American Airlines, DoorDash, Uber, U-Haul Hacked Over Past 30 Days
U.S. Senate Majority Leader and New York’s Senior Senator Chuck Schumer called on the federal government to publicly disclose more information on recent hacks that occured, including data breaches at American Airlines, DoorDash, Uber & U-Haul over the past 30 days.
Schumer made the announcement on Oct. 2, and explained that a new law passed in March of this year gave the feds more oversight on many hacks and said more public information for impacted consumers should be made available. He said many consumers are clueless about these recent hacks and others that have preceded them.
Sen. Schumer said he wants the feds to publicly disclose more details on recent breaches, and give impacted consumers more help and information. Schumer said these most recent hacks span a variety of U.S. industries and that we must be vigilant about where these hacks originate and the information they collect.
Revealing that in, roughly, the last 30 days, American Airlines, DoorDash, Uber and U-Haul have all been hacked and experienced a serious data breach, Schumer called on the Federal Trade Commission (FTC) to ensure companies are doing everything they can to protect consumer data as he also called on the Department of Justice (DOJ) to fully investigate and go after hackers aiming to harm Americans and New Yorkers.
“In roughly the last thirty days, vital and personal information has been hacked at many major U.S. companies, compromising people’s privacy. Yet, if you ask most people about these hacks they don’t even know they occurred and the feds are saying very little,” said U.S. Senator Charles Schumer. “In fact, for a lot of consumers, unless you have a service—which often comes at a cost—you are not aware of these breaches and hacks. And in some cases, even if you do have a service that alerts you, information about where your personal information went, the origin of the hack and so much more is elusive.”
“Today, I am calling on the Federal Trade Commission (FTC) to ensure companies are doing everything they can to protect consumer data and on the Department of Justice (DOJ) to fully investigate and go after hackers aiming to harm Americans and New Yorkers,” Schumer added. “The feds have a law on the books to glean more information on major hacks, so the message today is: give consumers the details and investigate who is hacking. If a company is not doing right by their customers’ very personal information, then hold them to account as well. That is the two-pronged message today.”
Schumer explained that in a March 2022 government funding package that was signed by the president, sweeping cybersecurity legislation was enacted that required many industries to quickly report data breaches and ransomware payments. The new law, the Cyber Incident Reporting Act, according to Bloomberg, mandated that companies report hacks to the U.S. Department of Homeland Security within 72 hours of discovery of the incident, and 24 hours if they make a ransomware payment.

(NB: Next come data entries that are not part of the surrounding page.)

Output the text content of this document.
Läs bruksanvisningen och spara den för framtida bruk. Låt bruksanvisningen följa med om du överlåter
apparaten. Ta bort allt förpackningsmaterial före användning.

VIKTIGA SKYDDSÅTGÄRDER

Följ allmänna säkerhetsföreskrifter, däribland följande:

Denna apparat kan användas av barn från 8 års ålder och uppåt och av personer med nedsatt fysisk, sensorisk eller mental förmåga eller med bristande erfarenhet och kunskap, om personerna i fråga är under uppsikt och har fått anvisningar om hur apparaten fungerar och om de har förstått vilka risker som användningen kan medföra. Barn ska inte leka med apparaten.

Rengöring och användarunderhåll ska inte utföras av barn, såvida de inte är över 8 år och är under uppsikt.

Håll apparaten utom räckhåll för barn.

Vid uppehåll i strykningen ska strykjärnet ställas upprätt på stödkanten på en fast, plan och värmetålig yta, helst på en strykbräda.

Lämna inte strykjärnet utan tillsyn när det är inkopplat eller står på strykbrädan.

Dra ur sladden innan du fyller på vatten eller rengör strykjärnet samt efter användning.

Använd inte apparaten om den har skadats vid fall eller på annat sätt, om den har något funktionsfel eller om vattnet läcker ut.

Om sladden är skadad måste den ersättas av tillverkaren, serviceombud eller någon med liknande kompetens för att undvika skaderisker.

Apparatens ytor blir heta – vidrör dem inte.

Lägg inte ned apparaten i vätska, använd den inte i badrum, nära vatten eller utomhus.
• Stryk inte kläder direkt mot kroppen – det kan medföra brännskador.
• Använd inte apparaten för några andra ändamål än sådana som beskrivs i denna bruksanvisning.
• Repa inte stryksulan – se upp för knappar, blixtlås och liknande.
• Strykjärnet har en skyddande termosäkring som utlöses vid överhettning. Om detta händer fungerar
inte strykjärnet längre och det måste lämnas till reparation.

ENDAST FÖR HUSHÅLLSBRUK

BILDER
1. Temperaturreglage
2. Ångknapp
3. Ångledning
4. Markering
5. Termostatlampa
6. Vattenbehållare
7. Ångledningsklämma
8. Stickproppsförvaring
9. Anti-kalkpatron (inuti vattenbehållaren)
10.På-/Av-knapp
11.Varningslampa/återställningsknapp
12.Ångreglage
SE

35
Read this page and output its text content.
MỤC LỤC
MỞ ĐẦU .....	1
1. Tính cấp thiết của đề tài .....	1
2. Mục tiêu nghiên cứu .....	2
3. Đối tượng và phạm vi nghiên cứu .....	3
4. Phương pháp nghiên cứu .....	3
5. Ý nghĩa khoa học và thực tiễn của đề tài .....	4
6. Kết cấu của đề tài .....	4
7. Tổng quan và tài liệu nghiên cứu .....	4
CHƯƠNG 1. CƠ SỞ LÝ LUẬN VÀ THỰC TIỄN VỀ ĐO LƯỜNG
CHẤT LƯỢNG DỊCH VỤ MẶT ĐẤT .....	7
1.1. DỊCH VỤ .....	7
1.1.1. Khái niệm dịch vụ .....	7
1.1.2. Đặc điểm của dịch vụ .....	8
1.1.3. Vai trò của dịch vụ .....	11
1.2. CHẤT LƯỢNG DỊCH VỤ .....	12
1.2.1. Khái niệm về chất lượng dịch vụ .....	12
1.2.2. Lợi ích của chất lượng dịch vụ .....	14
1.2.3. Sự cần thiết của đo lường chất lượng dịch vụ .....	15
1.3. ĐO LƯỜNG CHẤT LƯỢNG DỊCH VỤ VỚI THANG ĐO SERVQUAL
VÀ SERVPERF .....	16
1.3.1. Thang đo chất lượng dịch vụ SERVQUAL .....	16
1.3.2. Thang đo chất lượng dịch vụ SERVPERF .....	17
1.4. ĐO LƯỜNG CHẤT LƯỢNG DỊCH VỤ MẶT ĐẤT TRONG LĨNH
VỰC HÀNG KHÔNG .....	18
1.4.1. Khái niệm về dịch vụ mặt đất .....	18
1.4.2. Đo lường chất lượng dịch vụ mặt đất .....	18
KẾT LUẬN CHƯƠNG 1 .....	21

FBI officials, according to the report, estimated that the bureau has visibility into a quarter of cyber incidents, resulting in a government-wide lack of information about the nature of many data breaches, the tactics of cybercriminals and the U.S. industries that are most vulnerable. The legislation, the report noted, positioned DHS’s Cybersecurity and Infrastructure Security Agency as a central hub for receiving private sector incident response reports from owners and operators of critical infrastructure, sharing threat data and tracking the evolution of ransomware, a pernicious issue for American business that has been difficult to quantify. The feds have not said how they will use data gleaned from breach reports, but has been seeking to build its capabilities and work more closely with the private sector on a voluntary basis, Bloomberg noted.
On September 20th, American Airlines confirmed a data breach and said an “unauthorized actor” gained access to personal information of a small number of customers and employees through a phishing campaign.
On August 28th, DoorDash publicly revealed that a sophisticated phishing attack left customers’ personal information and partial payment information exposed to hackers.
On September 16th, Uber revealed that their computer systems were breached and that they alerted authorities.
On September 8th, a cyberattack hit Suffolk County on Long Island and wreaked havoc on the entire system, including the 9-1-1 center.
“I have been monitoring the cyberhack situation in Suffolk County, and my team will continue coordinating with the County to help them however we can, but for a local government to have to shut down computer systems in an effort to protect data, that is not something we want happening anywhere. The feds should detail who exactly hacked Suffolk, what info they got and detail what tools we can give Long Island so this doesn’t happen again. I just secured robust federal dollars to help prevent this exact kind of thing on behalf of our local governments,” Schumer said.